The trial heard the couple had a rocky relationship spanning a decade.
Gaston told the trial that Turcotte warned her in a telephone conversation on the day the children were killed that if she wanted a war, she would get one.
She described their marriage as toxic but also noted that Turcotte was not a bad father.
“I never thought he could kill them,” she repeated a number of times on the stand.
Witnesses who encountered Turcotte at the hospital following his arrest told jurors he asked not to receive treatment, with a nurse testifying he said he killed the children to spite his wife.
“He said he wanted to make her angry and that the way to do so was to take away from her what was most precious to her,” Chantal Duhamel told the jury.
The trial came down to duelling expert witnesses.
Experts on both sides agreed that Turcotte was suffering from mental issues – an adjustment disorder with symptoms of anxiety and depression.
They differed on his state of mind, however, with defence experts saying Turcotte was obsessed with suicide, mentally ill and incapable of telling right from wrong. Prosecution experts countered that he was in control and responsible for the acts.
Pierre Bleau, a Crown witness, said someone suffering from an adjustment disorder doesn’t lose contact with reality, the ability to reflect or a sense of responsibility for his actions.
Defence witness Dominique Bourget, a forensic psychiatrist with a specialty in domestic homicides, testified Turcotte was suffering from “a major mental illness” that prevented him from developing an intent to kill.
Another psychiatrist, Louis Morissette, testified Turcotte killed his kids to prevent them from witnessing his eventual suicide and said that logic was faulty and the result of a sick mind. Morissette said the actions were the product of his troubled mental state and his suicidal thoughts and that Turcotte’s consumption of methanol was a marginal factor.
The Crown and defence disagreed on when the accused consumed the windshield washer fluid and the impact it had on his actions.

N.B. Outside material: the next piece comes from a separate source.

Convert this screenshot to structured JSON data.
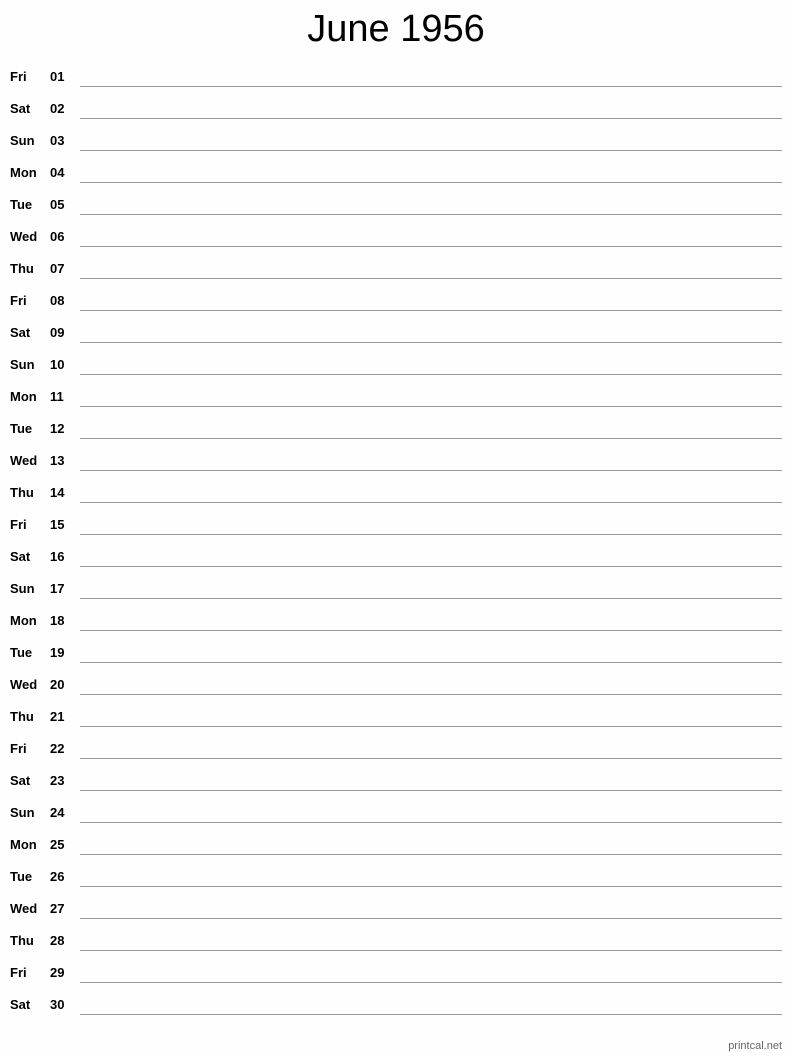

Defence experts, as well as Turcotte, said he drank the fluid before the slayings in an attempt to commit suicide and then decided to kill his children to spare them finding his body the next day.
The Crown agreed that Turcotte wanted to commit suicide, but said he killed the children before consuming the liquid – perhaps an hour before his arrest, according to one expert. Jurors heard it was impossible to know with certainty when and how much methanol was ingested.
Defence attorney Pierre Poupart warned jurors from the outset finding someone guilty for acts committed by someone not of sound mind would have legal consequences.
“Condemning a person who is not criminally responsible would shake the legal foundations and strike a blow to the integrity of the judicial system,” Poupart said.